Ever since I was a child, I've wondered who she was. I wondered what her name was, how old she was – and here it is.
Black on white, in almost calligraphic letters.

It can only be her. Next to her is Morfin Gaunt, above her Marvolo …

1907, until my birth, 1926.
She died when she was only 19.
As if I had only three years left.
As if Harper were dead in three years …

According to school records, neither her brother nor her father had particularly good qualities to them. To live her short life mainly in their presence could hardly have been blissful. So as much as I hate the woman who left me alone – her life likely wasn't easy.

And is her name Merope an omen as my own name has always been?
If so, it's truly ironic clarity with which my whole life suddenly unfolds before me. I'm only guessing, but that's enough to send a shiver down my spine.

Greek mythology has been with me ever since I can remember – and Merope, as the shameful daughter of a dragon who got herself into a dishonourable marriage with a mortal, was the mother of a figure who went down in history as a demon. A demon who fed racehorses with human flesh and in the end fell prey to those very animals.

How promising …
So what's to become of me?
I'm not very good at dealing with thestrals already.

"What were your secrets, Merope?" I quietly ask, likely into the universe. "What were you running from?"

"The parchment won't tell you," Gormlaith reminds me, ever the cynic.

I simply ignore her and continue to unroll the document. Again and again it's been extended by another piece with glue, so the lowest entries aren't that old, but the further I go, the more delicate the material becomes.

Corvinus Gaunt – there he is again.
He knew about the chamber. He must have known about it. After all, without him there would hardly be a snake engraved on one of the marble basins in the girls' lavatory …

By the time I reach the 15th century, I find Gormlaith's family, alongside countless names before and after – until, after a good hour more, I'm getting closer and closer to the end of the parchment scroll.

It's a strange kind of excitement.
I know it. I just know it, even without reading it, but I'll have to see it in writing …
I need clarity. So I take heart and go a bit further – the last bit. Behind me, there's already masses of parchment, but it's probably only now that things get really interesting.

Again I read Cadmus Peverell – but where have I heard this name before?

Wasn't there some fairytale with which that family was sometimes associated? I just can't think of it anymore. It really comes back to haunt me that I was never read stories as a child. Quite cruel irony of fate …

I'm sure there will be a reference to this in the Hogwarts library through. But for now, I have to check the origin of the family tree.

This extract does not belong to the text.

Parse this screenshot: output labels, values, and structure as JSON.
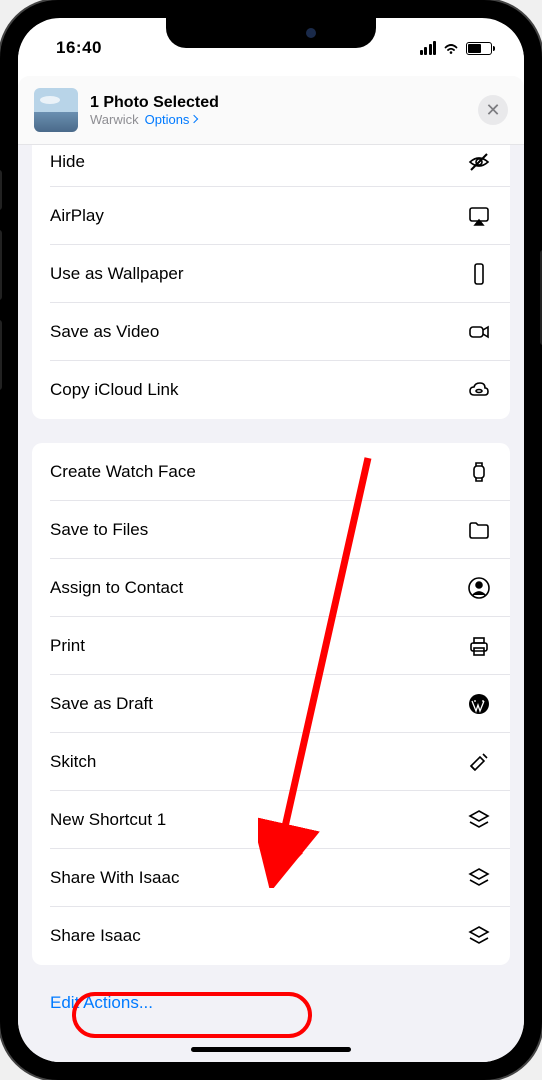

I take a deep breath and I'm ready.
I roll the last section of the parchment up – and I see the family name with its descendants.

So be it. If Merope really was my mother, Marvolo my grandfather – then it is true. Then Salazar Slytherin's blood runs through my veins.

I stare at his name for a while, in a rough mixture of disbelief and eventual certainty.

"You don't seem surprised," Gormlaith states. "You knew."

I nod. "I had a feeling."

"This," she says, pointing proudly to her locket, "was his. It's been in the family for a millennium."

I take a closer look.
And now I also see that she's lying.

It's the exact locket that Hepzibah Smith wore around her neck around Christmas at Borgin and Burkes.
And so it's no longer in the family.

But perhaps it's time to put that right.

Gormlaith smiles like a maniac. Probably because I do, too.